Tutti i commentatori della crisi siriana si sono affrettati a giudicare i negoziati di pace morti e sepolti. È risultato chiaro che il regime siriano non ha alcuna intenzione di fare concessioni reali e che punta a stroncare la ribellione e a pacificare il paese a modo suo. Una scelta di realpolitik facile da comprendere, visto l’appoggio incondizionato dei suoi alleati stranieri, Iran e Russia in primis. Ciò che invece non è assolutamente chiaro, né accettabile, sono l’indifferenza e l’abbandono del processo di pace da parte delle potenze occidentali. Un vero dialogo, delle concessioni mutue e un governo transitorio di unità nazionale, per quanto difficili e improbabili, costituiscono forse l’unica soluzione che potrebbe rassicurare e soddisfare un sufficiente numero di cittadini siriani di entrambi i campi. Solo su questa base condivisa, in cui nessuno sia considerato perdente e si senta quindi minacciato, potrà essere ricostruita una Siria unita e vivibile. L’alternativa sono ancora dei lunghi anni di guerra e in seguito molti altri anni di instabilità, terrorismo strisciante, attentati e insurrezioni.

Il politologo Ziad Majed sulle pagine de L’Express smentisce un altro falso mito: “L’analisi secondo la quale la situazione attuale presenta una scelta da fare tra Assad e i jihadisti è falsa, naïf, o addirittura deliberata per giustificare « l’opzione Assad ». La realtà sul terreno e l’evoluzione della situazione in Siria mostrano che siamo piuttosto di fronte alla seguente equazione: o Assad e i jihadisti insieme, uno giustificandosi grazie alla barbarie dell’altro con i due campi capaci di « coesistere » e d’occupare ciascuno una regione, o la caduta di Assad e poi quella dei jihadisti che perderebbero in questo modo ogni possibilità di reclutamento, isolati sul terreno e anche nella società.”

È insomma tempo che la comunità internazionale si assuma le sue responsabilità e metta un termine alla guerra civile siriana, attraverso un processo negoziato e una soluzione di compromesso che sia accettabile per gran parte della popolazione.
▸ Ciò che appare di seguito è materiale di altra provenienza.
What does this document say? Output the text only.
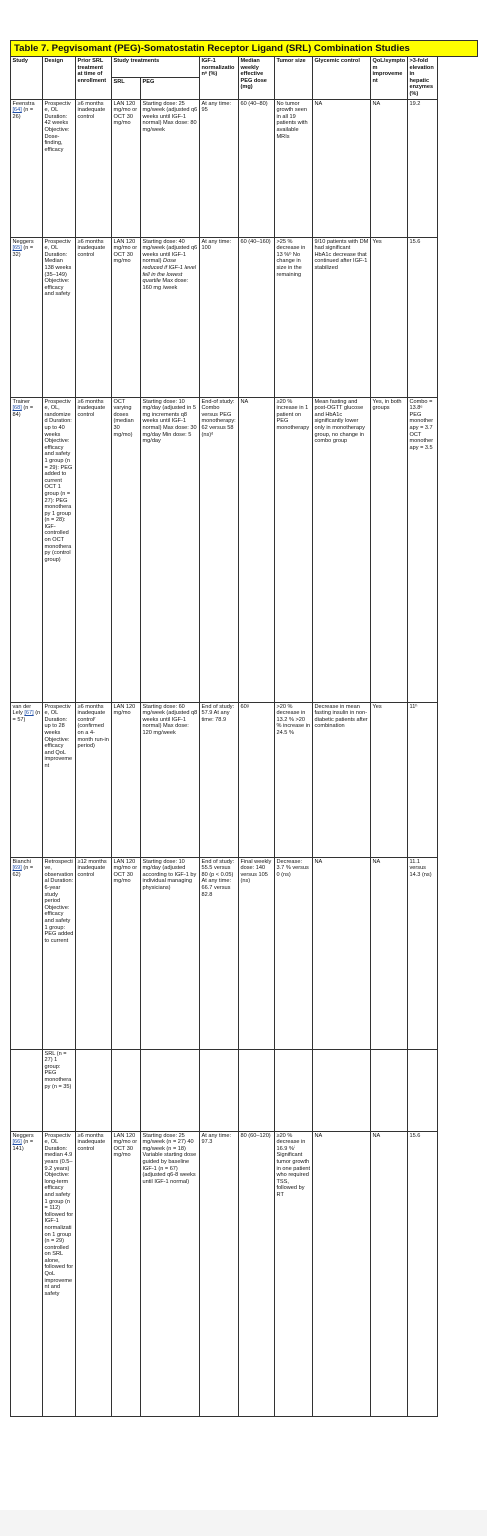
Table 7. Pegvisomant (PEG)-Somatostatin Receptor Ligand (SRL) Combination Studies										
Study	Design	Prior SRL treatment at time of enrollment	Study treatments		IGF-1 normalizationᵃ (%)	Median weekly effective PEG dose (mg)	Tumor size	Glycemic control	QoL/symptom improvement	>3-fold elevation in hepatic enzymes (%)
			SRL	PEG						
Feenstra [64] (n = 26)	Prospective, OL Duration: 42 weeks Objective: Dose-finding, efficacy	≥6 months inadequate control	LAN 120 mg/mo or OCT 30 mg/mo	Starting dose: 25 mg/week (adjusted q6 weeks until IGF-1 normal) Max dose: 80 mg/week	At any time: 95	60 (40–80)	No tumor growth seen in all 19 patients with available MRIs	NA	NA	19.2
Neggers [65] (n = 32)	Prospective, OL Duration: Median 138 weeks (35–149) Objective: efficacy and safety	≥6 months inadequate control	LAN 120 mg/mo or OCT 30 mg/mo	Starting dose: 40 mg/week (adjusted q6 weeks until IGF-1 normal) Dose reduced if IGF-1 level fell in the lowest quartile Max dose: 160 mg /week	At any time: 100	60 (40–160)	>25 % decrease in 13 %ᵇ No change in size in the remaining	9/10 patients with DM had significant HbA1c decrease that continued after IGF-1 stabilized	Yes	15.6
Trainer [68] (n = 84)	Prospective, OL, randomized Duration: up to 40 weeks Objective: efficacy and safety 1 group (n = 29): PEG added to current OCT 1 group (n = 27): PEG monotherapy 1 group (n = 28): IGF-controlled on OCT monotherapy (control group)	≥6 months inadequate control	OCT varying doses (median 30 mg/mo)	Starting dose: 10 mg/day (adjusted in 5 mg increments q8 weeks until IGF-1 normal) Max dose: 30 mg/day Min dose: 5 mg/day	End-of study: Combo versus PEG monotherapy: 62 versus 58 (ns)ᵈ	NA	≥20 % increase in 1 patient on PEG monotherapy	Mean fasting and post-OGTT glucose and HbA1c significantly lower only in monotherapy group, no change in combo group	Yes, in both groups	Combo = 13.8ᵉ PEG monotherapy = 3.7 OCT monotherapy = 3.5
van der Lely [67] (n = 57)	Prospective, OL Duration: up to 28 weeks Objective: efficacy and QoL improvement	≥6 months inadequate controlᶠ (confirmed on a 4-month run-in period)	LAN 120 mg/mo	Starting dose: 60 mg/week (adjusted q8 weeks until IGF-1 normal) Max dose: 120 mg/week	End of study: 57.9 At any time: 78.9	60ᵍ	>20 % decrease in 13.2 % >20 % increase in 24.5 %	Decrease in mean fasting insulin in non-diabetic patients after combination	Yes	11ʰ
Bianchi [69] (n = 62)	Retrospective, observational Duration: 6-year study period Objective: efficacy and safety 1 group: PEG added to current	≥12 months inadequate control	LAN 120 mg/mo or OCT 30 mg/mo	Starting dose: 10 mg/day (adjusted according to IGF-1 by individual managing physicians)	End of study: 55.5 versus 80 (p < 0.05) At any time: 66.7 versus 82.8	Final weekly dose: 140 versus 105 (ns)	Decrease: 3.7 % versus 0 (ns)	NA	NA	11.1 versus 14.3 (ns)
	SRL (n = 27) 1 group: PEG monotherapy (n = 35)									
Neggers [66] (n = 141)	Prospective, OL Duration: median 4.9 years (0.5–9.2 years) Objective: long-term efficacy and safety 1 group (n = 112) followed for IGF-1 normalization 1 group (n = 29) controlled on SRL alone, followed for QoL improvement and safety	≥6 months inadequate control	LAN 120 mg/mo or OCT 30 mg/mo	Starting dose: 25 mg/week (n = 27) 40 mg/week (n = 18) Variable starting dose guided by baseline IGF-1 (n = 67) (adjusted q6-8 weeks until IGF-1 normal)	At any time: 97.3	80 (60–120)	≥20 % decrease in 16.9 %ⁱ Significant tumor growth in one patient who required TSS, followed by RT	NA	NA	15.6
Il prolungamento della crisi in Ucraina non deve far cadere la Siria nel dimenticatoio per altri lunghi mesi. I governi occidentali devono essere pronti a forzare entrambi i campi, se necessario, ad effettuare i compromessi necessari, con o senza l’approvazione della Russia. Accontentarsi di inviare degli aiuti umanitari, peraltro insufficienti, e assistere in silenzio all’autodistruzione di un paese è una vergogna di cui nel ventunesimo secolo il mondo non dovrebbe più macchiarsi. La priorità è terminare la guerra: non fra tre o cinque anni, ma adesso.